Mamata’s decision is politically astute, catching the BJP off-guard. The opposition party, which has long accused her of minority appeasement, finds itself in a bind. Opposing the dole risks alienating Hindu voters, given Durga Puja’s cultural and religious significance in Bengal. BJP leader Suvendu Adhikari’s response, urging committees to reject the funds in protest over unrelated issues like unemployment and a tragic rape case, reflects the party’s struggle to counter Mamata’s move without appearing anti-Hindu. The BJP’s earlier attempts to file legal challenges, as seen in 2020, have had limited success, and their 2025 petition to the Calcutta High Court signals a reactive rather than proactive stance. Mamata’s escalation from Rs 10,000 per committee in 2018 to Rs 1.1 lakh now, alongside consistent overspending (e.g., FY25’s Rs 385 crore against a budgeted Rs 320 crore), suggests a pattern the BJP has failed to anticipate or effectively challenge.

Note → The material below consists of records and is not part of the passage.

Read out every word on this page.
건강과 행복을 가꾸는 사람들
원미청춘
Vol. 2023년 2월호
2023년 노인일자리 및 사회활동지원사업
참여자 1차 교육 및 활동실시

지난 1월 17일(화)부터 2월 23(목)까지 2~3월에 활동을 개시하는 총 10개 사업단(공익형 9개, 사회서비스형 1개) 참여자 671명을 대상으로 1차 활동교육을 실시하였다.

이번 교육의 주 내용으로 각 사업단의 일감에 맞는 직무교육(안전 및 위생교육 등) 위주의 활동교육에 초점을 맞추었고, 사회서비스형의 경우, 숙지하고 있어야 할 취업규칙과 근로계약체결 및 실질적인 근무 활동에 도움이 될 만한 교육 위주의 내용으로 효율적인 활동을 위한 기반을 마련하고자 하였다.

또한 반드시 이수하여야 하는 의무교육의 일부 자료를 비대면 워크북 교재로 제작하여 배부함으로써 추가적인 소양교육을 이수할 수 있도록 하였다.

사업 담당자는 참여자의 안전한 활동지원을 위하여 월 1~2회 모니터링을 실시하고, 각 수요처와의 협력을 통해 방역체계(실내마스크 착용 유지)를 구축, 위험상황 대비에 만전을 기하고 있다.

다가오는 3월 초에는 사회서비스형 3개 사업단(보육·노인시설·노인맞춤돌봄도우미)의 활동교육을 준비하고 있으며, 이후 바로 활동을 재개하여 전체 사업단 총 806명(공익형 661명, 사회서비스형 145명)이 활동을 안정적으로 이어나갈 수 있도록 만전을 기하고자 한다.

The economic argument for the dole is compelling. Durga Puja is a massive industry, generating Rs 80,000 crore and employing nearly 3 lakh people, according to Mamata’s 2023 claims. A 2019 British Council study pegged the festival’s “creative economy” at Rs 32,377 crore, supporting artisans, decorators, and small businesses. The TMC argues that the grants alleviate financial burdens on smaller committees, enabling vibrant celebrations that fuel this economy. With an 80% electricity discount and no licensing fees, the state absorbs significant costs, potentially justifying the expenditure as an investment in cultural heritage and economic activity.

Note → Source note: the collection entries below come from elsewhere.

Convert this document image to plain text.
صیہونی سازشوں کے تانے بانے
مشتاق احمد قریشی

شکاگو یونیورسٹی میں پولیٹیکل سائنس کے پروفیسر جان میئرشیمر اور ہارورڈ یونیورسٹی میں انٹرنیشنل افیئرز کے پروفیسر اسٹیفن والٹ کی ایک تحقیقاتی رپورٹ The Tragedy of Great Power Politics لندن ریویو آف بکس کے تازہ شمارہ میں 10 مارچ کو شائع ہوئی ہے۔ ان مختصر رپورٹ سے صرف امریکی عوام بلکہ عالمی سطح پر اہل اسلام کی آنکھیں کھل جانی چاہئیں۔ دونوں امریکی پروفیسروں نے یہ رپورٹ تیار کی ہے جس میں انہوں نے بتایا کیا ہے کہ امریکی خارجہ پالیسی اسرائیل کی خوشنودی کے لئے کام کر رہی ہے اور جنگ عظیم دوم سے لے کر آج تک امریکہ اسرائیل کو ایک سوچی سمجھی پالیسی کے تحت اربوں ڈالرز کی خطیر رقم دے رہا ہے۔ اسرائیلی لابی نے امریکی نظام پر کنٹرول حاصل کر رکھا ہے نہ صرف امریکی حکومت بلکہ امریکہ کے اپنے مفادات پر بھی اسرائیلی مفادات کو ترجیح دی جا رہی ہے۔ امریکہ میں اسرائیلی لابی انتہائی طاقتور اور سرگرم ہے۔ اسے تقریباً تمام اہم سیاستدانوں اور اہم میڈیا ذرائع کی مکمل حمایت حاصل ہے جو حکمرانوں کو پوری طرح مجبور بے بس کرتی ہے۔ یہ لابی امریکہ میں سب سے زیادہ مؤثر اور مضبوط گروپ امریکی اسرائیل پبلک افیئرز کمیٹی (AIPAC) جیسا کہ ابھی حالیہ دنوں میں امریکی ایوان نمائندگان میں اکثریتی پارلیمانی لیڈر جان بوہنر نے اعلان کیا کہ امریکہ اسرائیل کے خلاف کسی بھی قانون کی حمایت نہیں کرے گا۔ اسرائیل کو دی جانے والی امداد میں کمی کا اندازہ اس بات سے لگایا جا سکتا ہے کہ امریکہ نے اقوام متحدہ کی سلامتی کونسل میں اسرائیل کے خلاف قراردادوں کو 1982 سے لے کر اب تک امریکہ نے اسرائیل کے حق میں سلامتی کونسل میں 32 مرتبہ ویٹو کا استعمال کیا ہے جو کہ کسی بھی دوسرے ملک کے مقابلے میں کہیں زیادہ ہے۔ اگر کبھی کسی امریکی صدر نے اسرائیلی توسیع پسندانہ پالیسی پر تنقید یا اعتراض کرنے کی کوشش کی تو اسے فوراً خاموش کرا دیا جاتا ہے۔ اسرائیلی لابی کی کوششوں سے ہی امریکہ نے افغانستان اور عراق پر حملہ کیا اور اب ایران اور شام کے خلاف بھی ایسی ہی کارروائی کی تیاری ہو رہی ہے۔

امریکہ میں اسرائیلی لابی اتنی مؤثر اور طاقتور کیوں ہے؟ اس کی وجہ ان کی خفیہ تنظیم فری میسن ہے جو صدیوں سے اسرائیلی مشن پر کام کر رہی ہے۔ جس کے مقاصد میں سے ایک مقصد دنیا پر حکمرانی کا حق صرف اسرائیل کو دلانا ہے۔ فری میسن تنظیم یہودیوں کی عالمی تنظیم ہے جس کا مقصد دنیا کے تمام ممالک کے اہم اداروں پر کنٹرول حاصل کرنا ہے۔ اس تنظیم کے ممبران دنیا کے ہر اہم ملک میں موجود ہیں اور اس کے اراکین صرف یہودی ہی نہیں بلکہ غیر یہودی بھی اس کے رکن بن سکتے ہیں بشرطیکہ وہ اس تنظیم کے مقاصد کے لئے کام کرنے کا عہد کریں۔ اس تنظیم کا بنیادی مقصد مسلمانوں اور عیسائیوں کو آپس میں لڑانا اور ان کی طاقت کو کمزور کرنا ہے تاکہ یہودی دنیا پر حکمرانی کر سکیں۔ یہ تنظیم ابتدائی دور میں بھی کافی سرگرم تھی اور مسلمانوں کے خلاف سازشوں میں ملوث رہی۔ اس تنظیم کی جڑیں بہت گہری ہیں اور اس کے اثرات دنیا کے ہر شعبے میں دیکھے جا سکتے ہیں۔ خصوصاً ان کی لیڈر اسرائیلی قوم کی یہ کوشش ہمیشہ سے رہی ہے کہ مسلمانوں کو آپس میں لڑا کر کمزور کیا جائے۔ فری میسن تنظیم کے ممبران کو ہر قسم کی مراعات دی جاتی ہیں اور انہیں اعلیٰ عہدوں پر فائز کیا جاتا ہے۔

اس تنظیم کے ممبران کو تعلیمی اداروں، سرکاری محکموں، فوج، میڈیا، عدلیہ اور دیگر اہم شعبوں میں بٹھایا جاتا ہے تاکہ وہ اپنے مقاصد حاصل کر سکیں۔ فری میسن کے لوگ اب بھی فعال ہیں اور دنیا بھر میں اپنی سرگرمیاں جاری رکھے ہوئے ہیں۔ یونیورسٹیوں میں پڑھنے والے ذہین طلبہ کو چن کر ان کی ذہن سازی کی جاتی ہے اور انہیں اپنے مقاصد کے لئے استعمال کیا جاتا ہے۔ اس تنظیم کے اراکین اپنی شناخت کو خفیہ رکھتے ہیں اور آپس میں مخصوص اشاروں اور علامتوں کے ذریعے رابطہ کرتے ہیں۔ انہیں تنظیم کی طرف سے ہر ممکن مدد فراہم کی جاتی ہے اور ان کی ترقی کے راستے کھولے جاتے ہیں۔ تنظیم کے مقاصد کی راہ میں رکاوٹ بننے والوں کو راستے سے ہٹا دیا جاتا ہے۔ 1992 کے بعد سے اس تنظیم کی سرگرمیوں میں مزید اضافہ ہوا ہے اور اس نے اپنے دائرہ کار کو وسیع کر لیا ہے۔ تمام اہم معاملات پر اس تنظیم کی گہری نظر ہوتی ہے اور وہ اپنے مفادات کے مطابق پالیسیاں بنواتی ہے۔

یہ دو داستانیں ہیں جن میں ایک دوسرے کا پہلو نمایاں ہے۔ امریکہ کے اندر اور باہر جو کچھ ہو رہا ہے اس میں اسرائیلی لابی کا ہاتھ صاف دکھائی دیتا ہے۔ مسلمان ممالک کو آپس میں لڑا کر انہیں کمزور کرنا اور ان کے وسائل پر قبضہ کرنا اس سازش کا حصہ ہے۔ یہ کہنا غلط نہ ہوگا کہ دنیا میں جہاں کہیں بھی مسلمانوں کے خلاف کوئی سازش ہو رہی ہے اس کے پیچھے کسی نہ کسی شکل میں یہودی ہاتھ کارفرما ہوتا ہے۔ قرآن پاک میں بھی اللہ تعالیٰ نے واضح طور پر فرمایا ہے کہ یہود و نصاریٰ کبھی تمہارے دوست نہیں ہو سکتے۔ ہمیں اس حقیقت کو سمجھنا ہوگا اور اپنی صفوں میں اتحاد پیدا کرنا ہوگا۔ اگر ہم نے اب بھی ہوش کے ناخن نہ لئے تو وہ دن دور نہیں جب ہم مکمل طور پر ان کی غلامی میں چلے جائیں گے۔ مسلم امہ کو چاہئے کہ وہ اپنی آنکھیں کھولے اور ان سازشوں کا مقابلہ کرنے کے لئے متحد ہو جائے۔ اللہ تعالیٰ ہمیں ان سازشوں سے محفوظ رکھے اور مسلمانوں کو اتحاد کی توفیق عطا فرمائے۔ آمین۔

However, the opposition and critics raise a troubling question: who truly benefits? Many Durga Puja committees are reportedly controlled by TMC cadres, suggesting the funds may bolster the party’s grassroots network rather than purely religious or cultural ends. This perception is reinforced by the TMC’s dominance in urban clusters, where 3,500 of the 45,000 pandals are in Kolkata alone. The grants, critics argue, serve as patronage, securing loyalty from organizers who double as party workers. BJP leaders like Sajal Ghosh and CPI(M)’s Bikas Ranjan Bhattacharya have called it an misuse of taxpayer money, especially when the state owes Rs 10,000 crore in Dearness Allowance (DA) arrears to 12 lakh government employees and pensioners, as mandated by a court order. The state’s Rs 7.06 lakh crore debt further fuels accusations of fiscal irresponsibility.

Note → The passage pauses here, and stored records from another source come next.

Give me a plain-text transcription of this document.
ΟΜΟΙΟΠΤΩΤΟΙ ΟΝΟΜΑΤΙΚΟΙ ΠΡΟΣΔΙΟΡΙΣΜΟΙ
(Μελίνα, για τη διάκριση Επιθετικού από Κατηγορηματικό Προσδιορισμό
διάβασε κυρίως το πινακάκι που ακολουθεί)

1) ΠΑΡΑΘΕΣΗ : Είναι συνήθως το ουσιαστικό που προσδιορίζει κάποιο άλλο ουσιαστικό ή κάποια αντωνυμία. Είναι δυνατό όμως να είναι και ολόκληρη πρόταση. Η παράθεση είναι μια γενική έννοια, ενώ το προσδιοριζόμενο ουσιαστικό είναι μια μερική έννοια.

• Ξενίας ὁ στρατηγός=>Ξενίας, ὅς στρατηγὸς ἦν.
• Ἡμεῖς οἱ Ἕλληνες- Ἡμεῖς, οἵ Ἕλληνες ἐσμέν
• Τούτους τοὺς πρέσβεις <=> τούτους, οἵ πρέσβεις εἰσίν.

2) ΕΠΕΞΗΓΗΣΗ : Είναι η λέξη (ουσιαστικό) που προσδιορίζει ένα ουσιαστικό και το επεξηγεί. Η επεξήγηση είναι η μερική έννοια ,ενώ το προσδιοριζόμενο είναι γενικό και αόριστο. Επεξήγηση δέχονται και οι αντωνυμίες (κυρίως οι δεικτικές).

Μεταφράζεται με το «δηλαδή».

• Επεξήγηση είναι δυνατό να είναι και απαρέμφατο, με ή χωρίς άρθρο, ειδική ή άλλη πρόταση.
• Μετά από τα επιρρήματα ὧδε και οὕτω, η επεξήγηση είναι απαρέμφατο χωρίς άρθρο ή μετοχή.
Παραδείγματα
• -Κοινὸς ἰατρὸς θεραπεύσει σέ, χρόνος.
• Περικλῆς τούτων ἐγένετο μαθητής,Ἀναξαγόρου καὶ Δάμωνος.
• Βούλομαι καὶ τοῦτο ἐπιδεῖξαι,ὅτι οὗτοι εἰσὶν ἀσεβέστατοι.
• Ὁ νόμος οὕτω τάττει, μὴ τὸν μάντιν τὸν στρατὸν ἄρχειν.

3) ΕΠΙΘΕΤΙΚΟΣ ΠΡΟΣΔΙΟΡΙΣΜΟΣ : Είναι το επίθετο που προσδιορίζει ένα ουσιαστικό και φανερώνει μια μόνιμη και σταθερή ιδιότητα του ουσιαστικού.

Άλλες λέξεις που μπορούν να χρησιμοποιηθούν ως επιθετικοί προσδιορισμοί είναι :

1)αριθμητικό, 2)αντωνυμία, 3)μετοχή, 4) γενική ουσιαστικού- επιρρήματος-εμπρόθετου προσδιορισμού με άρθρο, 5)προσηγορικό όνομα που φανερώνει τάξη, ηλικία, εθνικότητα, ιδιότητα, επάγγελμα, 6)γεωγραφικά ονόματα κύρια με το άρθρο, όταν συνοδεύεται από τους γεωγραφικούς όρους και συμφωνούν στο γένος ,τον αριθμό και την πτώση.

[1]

The secularism debate adds another layer. Critics argue that a government funding a religious festival violates India’s secular principles, a concern echoed since the dole began in 2018. The BJP, while wary of opposing Hindu-centric spending, has labeled it “lumpen-kari” governance, pointing to neglected priorities like education and infrastructure. Yet, Mamata’s narrative—that Durga Puja is a cultural, not just religious, event—has resonated with many, blunting such critiques.In conclusion, Mamata’s Rs 500-crore dole is a masterstroke that neutralizes BJP’s communal rhetoric while consolidating TMC’s base. The BJP’s unpreparedness is evident in its fragmented response, oscillating between legal challenges and moral appeals. However, the TMC’s control over Puja committees raises legitimate concerns about the funds’ true beneficiaries, blurring the line between cultural patronage and political strategy. As Bengal gears up for 2026, this dole will likely remain a contentious yet potent weapon in Mamata’s arsenal.